Term limits would be great, good luck passing them on anyone.
jaybud999
4 months ago
@All of you

Elect me as your President.

1. Universal clubbing for all citizens. All adult MALES will get a $1000 club stipend to be used within their home state. All adult FEMALES will need to register with their state club association to be placed in an age appropriate club.

2. All clubs will serve 4 star level food (not 5), and be capped at $20 floor/$40 VIP/$100 all inclusive FF (food and fucking).

Oh wait. That's some commie shit isn't it?
jaybud999
4 months ago
^^^^^I forgot.

3. Male evangelicals may apply for a religious exemption for themselves, but not for their wives and daughters.
Book Guy
4 months ago
@Puddy Also ignored / missed where I stated clearly that my fantasy would allow ideological balance to be maintained.

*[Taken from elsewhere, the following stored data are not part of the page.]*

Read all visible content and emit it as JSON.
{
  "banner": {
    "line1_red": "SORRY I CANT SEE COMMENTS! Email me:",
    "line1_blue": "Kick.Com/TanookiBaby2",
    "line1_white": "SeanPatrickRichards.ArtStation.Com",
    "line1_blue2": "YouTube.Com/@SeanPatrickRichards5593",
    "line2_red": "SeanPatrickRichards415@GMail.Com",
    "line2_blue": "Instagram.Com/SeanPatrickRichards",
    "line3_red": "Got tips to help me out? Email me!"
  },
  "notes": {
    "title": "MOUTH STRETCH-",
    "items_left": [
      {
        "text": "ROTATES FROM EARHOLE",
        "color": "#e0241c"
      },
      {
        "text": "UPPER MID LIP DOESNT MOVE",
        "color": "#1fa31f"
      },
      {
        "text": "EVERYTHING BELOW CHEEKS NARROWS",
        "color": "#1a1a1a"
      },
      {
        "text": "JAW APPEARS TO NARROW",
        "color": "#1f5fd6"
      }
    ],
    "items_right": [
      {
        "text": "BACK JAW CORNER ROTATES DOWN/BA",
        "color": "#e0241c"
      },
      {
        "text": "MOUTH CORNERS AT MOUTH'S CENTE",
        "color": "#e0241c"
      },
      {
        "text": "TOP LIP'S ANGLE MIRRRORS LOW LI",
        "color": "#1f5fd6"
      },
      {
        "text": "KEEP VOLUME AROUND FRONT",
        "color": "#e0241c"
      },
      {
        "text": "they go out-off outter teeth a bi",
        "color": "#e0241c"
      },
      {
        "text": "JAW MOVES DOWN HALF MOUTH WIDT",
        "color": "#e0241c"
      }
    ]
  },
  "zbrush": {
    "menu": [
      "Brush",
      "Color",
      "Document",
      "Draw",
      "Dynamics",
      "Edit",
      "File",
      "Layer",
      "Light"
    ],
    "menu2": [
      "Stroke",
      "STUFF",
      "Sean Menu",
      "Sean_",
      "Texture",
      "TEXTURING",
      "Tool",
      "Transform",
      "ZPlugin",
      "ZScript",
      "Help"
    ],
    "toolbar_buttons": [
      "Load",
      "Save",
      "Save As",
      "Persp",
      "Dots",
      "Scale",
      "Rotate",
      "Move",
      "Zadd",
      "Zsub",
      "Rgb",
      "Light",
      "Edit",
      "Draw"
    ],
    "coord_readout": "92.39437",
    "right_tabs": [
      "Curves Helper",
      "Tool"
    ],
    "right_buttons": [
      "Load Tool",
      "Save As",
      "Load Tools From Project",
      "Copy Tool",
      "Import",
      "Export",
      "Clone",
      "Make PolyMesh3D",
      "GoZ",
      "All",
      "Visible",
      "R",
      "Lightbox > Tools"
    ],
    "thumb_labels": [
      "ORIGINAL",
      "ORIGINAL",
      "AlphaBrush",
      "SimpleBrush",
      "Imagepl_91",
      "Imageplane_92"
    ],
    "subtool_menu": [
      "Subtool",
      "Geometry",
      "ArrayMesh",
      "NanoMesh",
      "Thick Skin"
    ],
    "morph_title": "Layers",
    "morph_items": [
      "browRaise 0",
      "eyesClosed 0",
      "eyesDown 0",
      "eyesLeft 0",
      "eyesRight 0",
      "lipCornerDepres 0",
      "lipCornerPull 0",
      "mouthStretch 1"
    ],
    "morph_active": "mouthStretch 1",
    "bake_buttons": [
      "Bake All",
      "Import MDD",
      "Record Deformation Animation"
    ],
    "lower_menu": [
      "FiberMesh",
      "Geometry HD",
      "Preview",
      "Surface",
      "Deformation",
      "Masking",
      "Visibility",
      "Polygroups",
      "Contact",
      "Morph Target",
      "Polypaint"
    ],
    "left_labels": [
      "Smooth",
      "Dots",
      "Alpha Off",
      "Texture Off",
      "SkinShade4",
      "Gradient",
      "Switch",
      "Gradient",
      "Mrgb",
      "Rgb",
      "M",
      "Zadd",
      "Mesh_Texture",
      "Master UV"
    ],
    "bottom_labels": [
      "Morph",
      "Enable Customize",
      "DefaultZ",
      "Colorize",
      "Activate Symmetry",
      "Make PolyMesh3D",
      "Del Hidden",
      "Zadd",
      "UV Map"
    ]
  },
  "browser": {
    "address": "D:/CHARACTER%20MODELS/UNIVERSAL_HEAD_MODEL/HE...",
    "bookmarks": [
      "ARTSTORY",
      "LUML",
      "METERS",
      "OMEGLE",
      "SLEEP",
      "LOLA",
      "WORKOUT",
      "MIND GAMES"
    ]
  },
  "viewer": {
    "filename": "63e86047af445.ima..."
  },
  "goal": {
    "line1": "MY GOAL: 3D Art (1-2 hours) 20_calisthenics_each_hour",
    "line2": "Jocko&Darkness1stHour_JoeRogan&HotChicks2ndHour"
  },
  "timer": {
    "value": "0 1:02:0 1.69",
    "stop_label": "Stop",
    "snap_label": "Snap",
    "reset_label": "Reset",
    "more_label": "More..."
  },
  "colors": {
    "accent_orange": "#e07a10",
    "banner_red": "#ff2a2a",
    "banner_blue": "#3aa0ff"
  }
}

Never mind. If you're going to go off on tangents without reading the things you're responding to, it's not really possible to discuss. Silly me, here I am trying to throw in laurel-leafs, giving the other side its fair due, consistently getting slammed back in my face.
Puddy Tat
4 months ago
^ That's even dumber. Ideological balance? According to who? The establishment? Congress? Thankfully it's "fantasy" rather than the left trying to rig the rules in its favor again.

The left suddenly finds foul with SCOTUS because it isn't legislating from the left anymore. Their double standards for Thomas and Alito vs Sotomayor on conflicts of interest is gobsmacking.